L’année 2020 venait à peine de commencer lorsque j’ai été victime d’un accident, alors que je profitais de la neige avec mon snowboard de compétition à Saas-Fee. Malheureusement, on n’a jamais vraiment compris ce qui s’était passé ce jour-là. Mes hommes et moi nous étions séparés quelques instants : tandis qu’ils faisaient des sauts juste à côté de la piste, je continuais à enchaîner mes virages en profitant des bosses sur la neige fraîche. 
 

Lorsque j’ai repris connaissance, j’étais attachée sur une civière, aux côtés de sauveteurs et de mes proches, qui attendaient l’arrivée de l’ambulance.  
Entre mes virages tracés dans la neige et cette sensation plutôt surréaliste d’être clouée sur la luge, j’ai sans doute perdu une trentaine de minutes de mon existence. Je n’ai aucun souvenir de ces minutes perdues sur la piste. Personne n’a pu m’expliquer pourquoi ni comment je m’étais retrouvée par terre. Il semblerait que j’aie été secourue par un groupe de femmes. L’une d’elles, une assistante médicale, s’est occupée de moi jusqu’à l’arrivée de la luge, et m’a posé des questions, sans doute pour que je me rappelle ce qui s’était passé. On m’a dit que je lui ai parlé de manière plus ou moins articulée.  
 

Une fois chez le médecin, on m’a installée dans une salle d’examen séparée, où je me suis de nouveau assoupie. Plus tard, lorsque mon mari et mon fils ont pu me rejoindre au cabinet médical, j’ai eu des phases d’éveil plus longues. J’ai même pu me lever brièvement et faire quelques pas dans la pièce. Finalement, l’accident a été consigné dans un procès-verbal à partir des rares informations dont nous disposions. Et le médecin m’a prescrit des analgésiques, puis m’a renvoyée chez moi, c’est-à-dire dans l’appartement de vacances où nous nous trouvions.

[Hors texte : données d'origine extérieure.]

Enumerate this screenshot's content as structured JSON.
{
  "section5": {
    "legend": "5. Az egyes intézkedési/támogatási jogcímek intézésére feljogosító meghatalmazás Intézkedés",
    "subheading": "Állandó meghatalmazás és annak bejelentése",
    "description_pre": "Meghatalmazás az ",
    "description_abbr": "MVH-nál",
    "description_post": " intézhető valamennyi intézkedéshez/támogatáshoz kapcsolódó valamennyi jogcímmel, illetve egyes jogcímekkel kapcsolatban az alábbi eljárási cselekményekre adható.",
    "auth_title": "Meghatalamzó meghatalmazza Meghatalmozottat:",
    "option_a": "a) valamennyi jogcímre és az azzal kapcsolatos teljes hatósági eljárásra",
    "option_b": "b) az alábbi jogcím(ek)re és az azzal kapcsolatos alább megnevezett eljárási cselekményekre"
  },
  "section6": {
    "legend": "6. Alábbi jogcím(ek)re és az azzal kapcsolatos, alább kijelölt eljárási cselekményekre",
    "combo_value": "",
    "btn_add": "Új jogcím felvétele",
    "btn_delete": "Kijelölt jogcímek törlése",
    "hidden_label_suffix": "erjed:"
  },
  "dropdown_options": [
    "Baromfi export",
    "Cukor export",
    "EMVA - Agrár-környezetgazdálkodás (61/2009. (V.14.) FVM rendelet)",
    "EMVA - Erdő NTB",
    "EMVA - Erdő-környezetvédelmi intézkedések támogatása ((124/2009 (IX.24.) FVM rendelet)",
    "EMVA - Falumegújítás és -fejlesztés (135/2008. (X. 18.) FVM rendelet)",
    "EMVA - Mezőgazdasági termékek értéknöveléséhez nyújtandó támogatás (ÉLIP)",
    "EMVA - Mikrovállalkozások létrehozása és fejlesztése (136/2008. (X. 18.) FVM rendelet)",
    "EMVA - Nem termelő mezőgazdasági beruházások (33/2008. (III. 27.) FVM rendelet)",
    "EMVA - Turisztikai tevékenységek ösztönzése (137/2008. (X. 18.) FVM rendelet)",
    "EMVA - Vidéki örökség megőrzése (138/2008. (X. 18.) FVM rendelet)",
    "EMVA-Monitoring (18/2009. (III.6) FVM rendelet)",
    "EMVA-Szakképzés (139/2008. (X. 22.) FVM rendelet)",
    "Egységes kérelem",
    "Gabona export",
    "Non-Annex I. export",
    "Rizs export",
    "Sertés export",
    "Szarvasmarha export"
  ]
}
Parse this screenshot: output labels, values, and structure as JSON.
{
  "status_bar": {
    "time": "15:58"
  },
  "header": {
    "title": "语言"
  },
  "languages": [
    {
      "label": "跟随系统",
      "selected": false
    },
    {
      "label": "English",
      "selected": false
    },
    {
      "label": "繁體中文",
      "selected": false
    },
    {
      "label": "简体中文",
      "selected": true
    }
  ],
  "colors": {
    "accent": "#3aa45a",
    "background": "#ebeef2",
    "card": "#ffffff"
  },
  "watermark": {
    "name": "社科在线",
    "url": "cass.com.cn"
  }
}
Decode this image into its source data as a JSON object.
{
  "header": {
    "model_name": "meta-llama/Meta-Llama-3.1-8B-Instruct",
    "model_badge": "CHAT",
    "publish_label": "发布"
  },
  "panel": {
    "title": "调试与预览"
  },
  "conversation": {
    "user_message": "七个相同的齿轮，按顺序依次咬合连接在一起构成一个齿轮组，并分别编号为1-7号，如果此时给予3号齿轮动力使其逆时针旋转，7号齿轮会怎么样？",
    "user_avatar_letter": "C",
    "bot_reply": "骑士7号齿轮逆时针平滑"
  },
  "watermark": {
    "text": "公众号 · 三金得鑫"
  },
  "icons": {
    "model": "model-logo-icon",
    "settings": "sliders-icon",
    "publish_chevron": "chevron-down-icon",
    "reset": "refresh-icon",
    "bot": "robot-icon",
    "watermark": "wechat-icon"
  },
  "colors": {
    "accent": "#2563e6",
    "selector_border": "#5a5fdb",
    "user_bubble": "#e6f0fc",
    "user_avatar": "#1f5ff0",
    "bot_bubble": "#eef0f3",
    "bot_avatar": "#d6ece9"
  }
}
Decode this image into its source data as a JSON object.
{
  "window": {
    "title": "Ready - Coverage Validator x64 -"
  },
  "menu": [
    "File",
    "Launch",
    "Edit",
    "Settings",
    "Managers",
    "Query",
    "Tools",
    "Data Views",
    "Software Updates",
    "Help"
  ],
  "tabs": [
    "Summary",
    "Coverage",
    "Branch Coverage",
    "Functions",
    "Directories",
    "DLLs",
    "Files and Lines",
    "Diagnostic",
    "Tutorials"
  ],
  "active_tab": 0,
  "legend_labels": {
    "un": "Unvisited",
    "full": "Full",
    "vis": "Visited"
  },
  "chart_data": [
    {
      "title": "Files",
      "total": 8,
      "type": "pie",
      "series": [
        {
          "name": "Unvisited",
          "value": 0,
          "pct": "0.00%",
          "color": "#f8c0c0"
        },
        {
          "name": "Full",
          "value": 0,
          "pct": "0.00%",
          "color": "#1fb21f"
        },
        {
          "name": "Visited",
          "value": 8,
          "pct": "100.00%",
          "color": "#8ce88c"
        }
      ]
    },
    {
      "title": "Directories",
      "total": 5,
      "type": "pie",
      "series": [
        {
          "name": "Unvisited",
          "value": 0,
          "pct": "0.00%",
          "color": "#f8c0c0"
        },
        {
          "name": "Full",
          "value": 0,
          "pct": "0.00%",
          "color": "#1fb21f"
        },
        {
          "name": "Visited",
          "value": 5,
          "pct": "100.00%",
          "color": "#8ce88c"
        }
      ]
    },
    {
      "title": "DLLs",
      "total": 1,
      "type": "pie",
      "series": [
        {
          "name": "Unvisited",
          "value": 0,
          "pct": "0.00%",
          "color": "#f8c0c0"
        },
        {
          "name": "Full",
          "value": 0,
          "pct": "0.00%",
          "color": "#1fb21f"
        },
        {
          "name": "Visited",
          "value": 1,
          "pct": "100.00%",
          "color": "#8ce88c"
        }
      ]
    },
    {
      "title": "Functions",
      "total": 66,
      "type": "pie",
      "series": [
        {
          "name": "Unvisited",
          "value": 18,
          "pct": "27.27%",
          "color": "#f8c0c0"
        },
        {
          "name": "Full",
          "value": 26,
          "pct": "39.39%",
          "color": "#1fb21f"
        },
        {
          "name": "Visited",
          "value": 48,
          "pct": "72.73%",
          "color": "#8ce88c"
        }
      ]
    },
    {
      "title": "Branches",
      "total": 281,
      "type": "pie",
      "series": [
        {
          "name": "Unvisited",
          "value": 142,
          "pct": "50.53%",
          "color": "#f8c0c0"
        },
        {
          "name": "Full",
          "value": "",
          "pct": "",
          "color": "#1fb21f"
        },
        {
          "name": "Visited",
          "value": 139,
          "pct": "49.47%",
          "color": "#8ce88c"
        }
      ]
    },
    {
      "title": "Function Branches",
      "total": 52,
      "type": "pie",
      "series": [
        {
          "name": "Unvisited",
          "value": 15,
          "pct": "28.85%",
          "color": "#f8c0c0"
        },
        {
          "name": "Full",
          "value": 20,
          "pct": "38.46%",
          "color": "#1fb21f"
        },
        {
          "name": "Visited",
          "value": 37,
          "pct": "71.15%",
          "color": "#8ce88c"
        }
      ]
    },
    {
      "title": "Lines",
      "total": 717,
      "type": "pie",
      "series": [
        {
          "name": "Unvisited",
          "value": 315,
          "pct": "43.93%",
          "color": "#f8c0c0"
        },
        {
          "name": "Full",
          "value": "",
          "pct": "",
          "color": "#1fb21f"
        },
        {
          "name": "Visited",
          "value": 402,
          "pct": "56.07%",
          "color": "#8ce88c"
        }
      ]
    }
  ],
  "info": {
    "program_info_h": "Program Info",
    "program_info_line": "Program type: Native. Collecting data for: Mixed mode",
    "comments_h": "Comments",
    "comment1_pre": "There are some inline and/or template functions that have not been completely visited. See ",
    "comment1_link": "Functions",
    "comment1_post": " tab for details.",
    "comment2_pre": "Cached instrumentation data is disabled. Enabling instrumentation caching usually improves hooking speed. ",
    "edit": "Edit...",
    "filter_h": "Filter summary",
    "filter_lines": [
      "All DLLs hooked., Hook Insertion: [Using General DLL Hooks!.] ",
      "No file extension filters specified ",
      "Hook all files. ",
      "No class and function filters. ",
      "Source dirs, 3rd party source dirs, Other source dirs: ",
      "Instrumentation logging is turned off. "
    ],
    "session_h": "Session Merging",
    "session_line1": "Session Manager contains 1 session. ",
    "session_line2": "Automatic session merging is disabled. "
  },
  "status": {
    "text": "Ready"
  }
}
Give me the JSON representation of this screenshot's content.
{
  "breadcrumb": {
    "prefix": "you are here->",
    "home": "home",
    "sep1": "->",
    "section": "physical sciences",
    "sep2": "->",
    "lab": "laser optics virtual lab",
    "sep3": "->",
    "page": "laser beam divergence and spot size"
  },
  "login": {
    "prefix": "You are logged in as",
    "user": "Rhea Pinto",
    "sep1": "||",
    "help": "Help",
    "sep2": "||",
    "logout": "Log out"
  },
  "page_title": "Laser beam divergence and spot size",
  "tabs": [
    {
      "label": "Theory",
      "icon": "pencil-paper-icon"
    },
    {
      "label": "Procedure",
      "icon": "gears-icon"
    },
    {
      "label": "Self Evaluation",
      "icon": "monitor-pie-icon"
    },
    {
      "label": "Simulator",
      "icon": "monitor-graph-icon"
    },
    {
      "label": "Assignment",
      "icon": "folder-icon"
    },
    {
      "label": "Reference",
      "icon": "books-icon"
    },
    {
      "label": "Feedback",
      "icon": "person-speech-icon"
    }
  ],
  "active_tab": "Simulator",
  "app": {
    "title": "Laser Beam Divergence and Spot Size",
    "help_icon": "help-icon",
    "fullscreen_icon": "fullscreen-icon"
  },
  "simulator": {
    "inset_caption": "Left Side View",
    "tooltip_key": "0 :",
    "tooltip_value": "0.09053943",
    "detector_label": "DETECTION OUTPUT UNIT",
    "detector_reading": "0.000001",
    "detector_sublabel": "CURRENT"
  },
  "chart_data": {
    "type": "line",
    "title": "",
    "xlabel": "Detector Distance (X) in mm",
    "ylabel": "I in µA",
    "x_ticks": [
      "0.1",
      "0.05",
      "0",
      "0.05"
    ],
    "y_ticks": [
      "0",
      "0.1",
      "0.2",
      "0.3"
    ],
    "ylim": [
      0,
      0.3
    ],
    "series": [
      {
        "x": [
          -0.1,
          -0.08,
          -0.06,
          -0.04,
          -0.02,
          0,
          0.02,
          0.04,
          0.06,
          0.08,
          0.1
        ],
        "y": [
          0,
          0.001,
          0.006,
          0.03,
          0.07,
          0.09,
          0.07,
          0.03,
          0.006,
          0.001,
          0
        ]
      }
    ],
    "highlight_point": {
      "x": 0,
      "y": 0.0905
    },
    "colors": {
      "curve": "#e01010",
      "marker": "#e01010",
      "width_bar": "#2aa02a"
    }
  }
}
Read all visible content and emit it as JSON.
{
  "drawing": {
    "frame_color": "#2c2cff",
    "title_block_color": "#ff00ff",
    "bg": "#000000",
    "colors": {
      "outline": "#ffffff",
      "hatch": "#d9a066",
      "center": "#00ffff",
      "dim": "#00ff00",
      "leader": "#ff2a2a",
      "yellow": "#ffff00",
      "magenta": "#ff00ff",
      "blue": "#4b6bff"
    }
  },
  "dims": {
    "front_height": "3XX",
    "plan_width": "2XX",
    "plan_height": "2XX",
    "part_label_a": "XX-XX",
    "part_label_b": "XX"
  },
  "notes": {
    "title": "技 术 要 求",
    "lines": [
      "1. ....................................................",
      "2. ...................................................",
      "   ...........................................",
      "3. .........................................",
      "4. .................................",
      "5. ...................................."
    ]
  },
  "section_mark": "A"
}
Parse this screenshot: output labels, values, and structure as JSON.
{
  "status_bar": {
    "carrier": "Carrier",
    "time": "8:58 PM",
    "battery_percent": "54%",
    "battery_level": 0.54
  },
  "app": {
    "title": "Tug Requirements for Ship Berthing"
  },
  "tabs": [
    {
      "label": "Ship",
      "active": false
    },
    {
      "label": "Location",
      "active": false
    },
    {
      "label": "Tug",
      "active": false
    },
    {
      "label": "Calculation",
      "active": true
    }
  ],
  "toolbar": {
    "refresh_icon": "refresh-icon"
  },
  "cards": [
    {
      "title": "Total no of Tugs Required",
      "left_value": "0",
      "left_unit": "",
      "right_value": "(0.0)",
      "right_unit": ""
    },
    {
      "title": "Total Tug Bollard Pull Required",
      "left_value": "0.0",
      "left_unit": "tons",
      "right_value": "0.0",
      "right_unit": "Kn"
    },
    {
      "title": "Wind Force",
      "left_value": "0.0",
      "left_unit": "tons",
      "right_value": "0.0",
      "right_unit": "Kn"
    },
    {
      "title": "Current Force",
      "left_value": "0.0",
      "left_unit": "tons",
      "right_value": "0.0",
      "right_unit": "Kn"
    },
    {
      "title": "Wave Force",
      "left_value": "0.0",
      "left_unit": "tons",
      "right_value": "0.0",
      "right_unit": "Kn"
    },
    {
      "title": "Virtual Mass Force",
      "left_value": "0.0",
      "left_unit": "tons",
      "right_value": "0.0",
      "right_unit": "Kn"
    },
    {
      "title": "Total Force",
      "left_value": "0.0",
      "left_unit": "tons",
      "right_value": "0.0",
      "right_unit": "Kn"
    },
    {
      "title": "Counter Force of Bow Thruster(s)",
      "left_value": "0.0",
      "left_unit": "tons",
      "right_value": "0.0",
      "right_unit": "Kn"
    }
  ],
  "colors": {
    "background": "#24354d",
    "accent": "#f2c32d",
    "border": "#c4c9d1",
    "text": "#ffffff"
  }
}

La consigne qu’on m’avait donnée pour les jours à venir était de rester allongée et de dormir autant que possible ; mes hommes quant à eux devaient surveiller mon rythme respiratoire. 
 

Ma semaine de vacances de ski s’est donc brutalement terminée dès le premier jour. Cet incident n’a toutefois jamais pu être élucidé et m’a longtemps hantée, suscitant une multitude de « pourquoi ». Au fil du temps, il a perdu en importance, avant de resurgir brutalement, en présence de mon mari, quatre ans et demi plus tard.